Clark wrote that he disagreed with the majority’s finding that allowing PJM “to acknowledge the reality of certain state and local laws in its planning process was a violation of these Order No. 1000.” As a result, he said, “PJM will be compelled to approve projects that may have no legal possibility of ever being built.”

“The Commission’s decision puts PJM on a collision course for litigation, as opposed to a pathway towards transmission development,” he added.

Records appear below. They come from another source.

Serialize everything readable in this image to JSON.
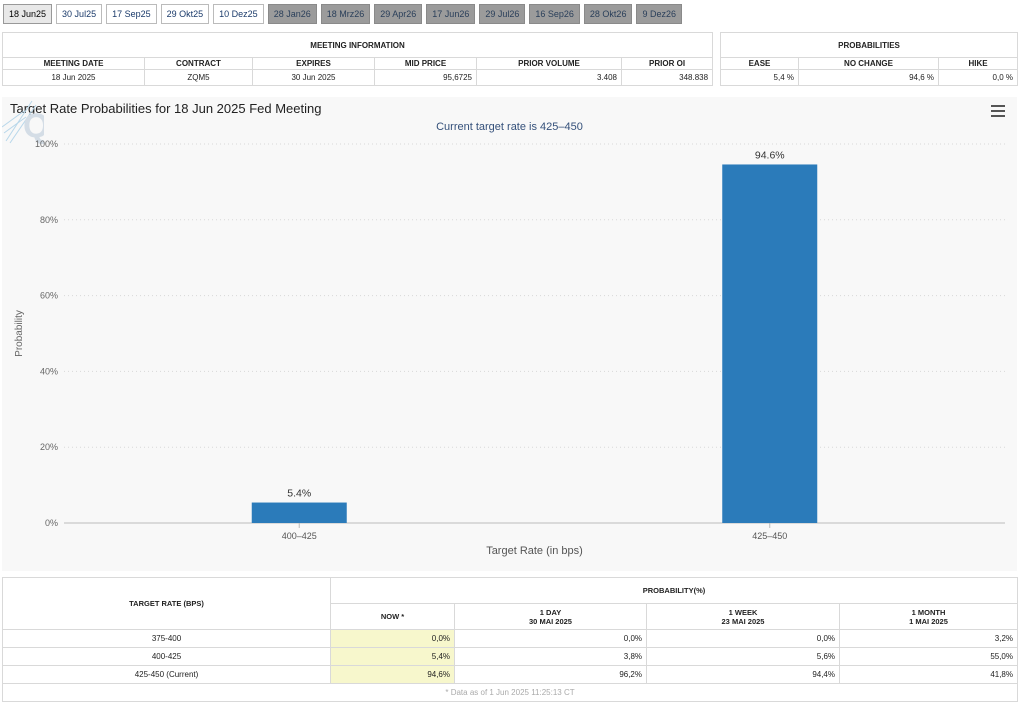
{
  "tabs": [
    {
      "label": "18 Jun25",
      "state": "selected"
    },
    {
      "label": "30 Jul25",
      "state": "enabled"
    },
    {
      "label": "17 Sep25",
      "state": "enabled"
    },
    {
      "label": "29 Okt25",
      "state": "enabled"
    },
    {
      "label": "10 Dez25",
      "state": "enabled"
    },
    {
      "label": "28 Jan26",
      "state": "disabled"
    },
    {
      "label": "18 Mrz26",
      "state": "disabled"
    },
    {
      "label": "29 Apr26",
      "state": "disabled"
    },
    {
      "label": "17 Jun26",
      "state": "disabled"
    },
    {
      "label": "29 Jul26",
      "state": "disabled"
    },
    {
      "label": "16 Sep26",
      "state": "disabled"
    },
    {
      "label": "28 Okt26",
      "state": "disabled"
    },
    {
      "label": "9 Dez26",
      "state": "disabled"
    }
  ],
  "meeting_info": {
    "title": "MEETING INFORMATION",
    "headers": [
      "MEETING DATE",
      "CONTRACT",
      "EXPIRES",
      "MID PRICE",
      "PRIOR VOLUME",
      "PRIOR OI"
    ],
    "row": [
      "18 Jun 2025",
      "ZQM5",
      "30 Jun 2025",
      "95,6725",
      "3.408",
      "348.838"
    ]
  },
  "probabilities": {
    "title": "PROBABILITIES",
    "headers": [
      "EASE",
      "NO CHANGE",
      "HIKE"
    ],
    "row": [
      "5,4 %",
      "94,6 %",
      "0,0 %"
    ]
  },
  "chart_data": {
    "type": "bar",
    "title": "Target Rate Probabilities for 18 Jun 2025 Fed Meeting",
    "subtitle": "Current target rate is 425–450",
    "categories": [
      "400–425",
      "425–450"
    ],
    "values": [
      5.4,
      94.6
    ],
    "data_labels": [
      "5.4%",
      "94.6%"
    ],
    "xlabel": "Target Rate (in bps)",
    "ylabel": "Probability",
    "ylim": [
      0,
      100
    ],
    "yticks": [
      0,
      20,
      40,
      60,
      80,
      100
    ],
    "ytick_labels": [
      "0%",
      "20%",
      "40%",
      "60%",
      "80%",
      "100%"
    ],
    "grid": true,
    "bar_color": "#2b7bba"
  },
  "rate_table": {
    "col_target": "TARGET RATE (BPS)",
    "col_prob": "PROBABILITY(%)",
    "sub_headers": [
      {
        "line1": "NOW *",
        "line2": ""
      },
      {
        "line1": "1 DAY",
        "line2": "30 MAI 2025"
      },
      {
        "line1": "1 WEEK",
        "line2": "23 MAI 2025"
      },
      {
        "line1": "1 MONTH",
        "line2": "1 MAI 2025"
      }
    ],
    "rows": [
      [
        "375-400",
        "0,0%",
        "0,0%",
        "0,0%",
        "3,2%"
      ],
      [
        "400-425",
        "5,4%",
        "3,8%",
        "5,6%",
        "55,0%"
      ],
      [
        "425-450 (Current)",
        "94,6%",
        "96,2%",
        "94,4%",
        "41,8%"
      ]
    ],
    "footnote": "* Data as of 1 Jun 2025 11:25:13 CT"
  }
}
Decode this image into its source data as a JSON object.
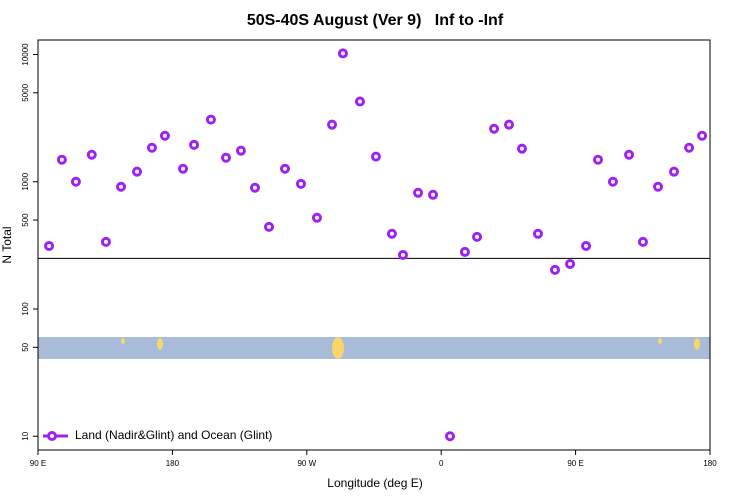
{
  "chart_data": {
    "type": "scatter",
    "title": "50S-40S August (Ver 9)   Inf to -Inf",
    "x_label": "Longitude (deg E)",
    "y_label": "N Total",
    "log_y": true,
    "xlim": [
      90,
      540
    ],
    "xticks": [
      {
        "value": 90,
        "label": "90 E"
      },
      {
        "value": 180,
        "label": "180"
      },
      {
        "value": 270,
        "label": "90 W"
      },
      {
        "value": 360,
        "label": "0"
      },
      {
        "value": 450,
        "label": "90 E"
      },
      {
        "value": 540,
        "label": "180"
      }
    ],
    "ylim": [
      7.8,
      13000
    ],
    "yticks": [
      10,
      50,
      100,
      500,
      1000,
      5000,
      10000
    ],
    "hline": 250,
    "legend": "bottom-left",
    "series": [
      {
        "name": "Land (Nadir&Glint) and Ocean (Glint)",
        "color": "#a020f0",
        "x": [
          97.4,
          106,
          115.4,
          126,
          135.5,
          145.6,
          156.3,
          166.3,
          175,
          187.1,
          194.5,
          205.8,
          215.9,
          225.9,
          235.3,
          244.7,
          255.4,
          266.1,
          276.8,
          286.9,
          294.2,
          305.6,
          316.3,
          327,
          334.4,
          344.5,
          354.5,
          365.9,
          375.9,
          384,
          395.4,
          405.4,
          414.1,
          424.8,
          436.2,
          446.3,
          457,
          465,
          475,
          485.8,
          495.1,
          505.2,
          515.9,
          526,
          534.7
        ],
        "values": [
          313,
          1490,
          1000,
          1630,
          337,
          914,
          1200,
          1850,
          2300,
          1265,
          1950,
          3080,
          1545,
          1755,
          898,
          442,
          1265,
          963,
          521,
          2810,
          10200,
          4270,
          1575,
          390,
          266,
          819,
          790,
          10,
          281,
          369,
          2610,
          2810,
          1820,
          390,
          203,
          226,
          313,
          1490,
          1000,
          1630,
          337,
          914,
          1200,
          1850,
          2300
        ]
      }
    ]
  }
}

The commission found that PJM, MISO and WestConnect “partially comply” with Order 1000 but will need to make additional filings to clarify and refine their plans.

PJM was ordered to provide more detail on the solution-based DFAX and how planners will evaluate the impact of the RTO’s upgrades on neighboring regions. The commission also asked for more information on how PJM will determine whether new direct current transmission lines qualify for regional cost allocation.

MISO was ordered to provide more detail on how it will qualify and select transmission developers to build future projects. Wellinghoff said MISO gave costs only a 30% weighting in the selection criteria. “Other selection criteria seemed more like qualification criteria.”

WestConnect has the most work to do in its next compliance filing. The commission rejected WestConnect’s cost allocation plan, saying it cannot be voluntary.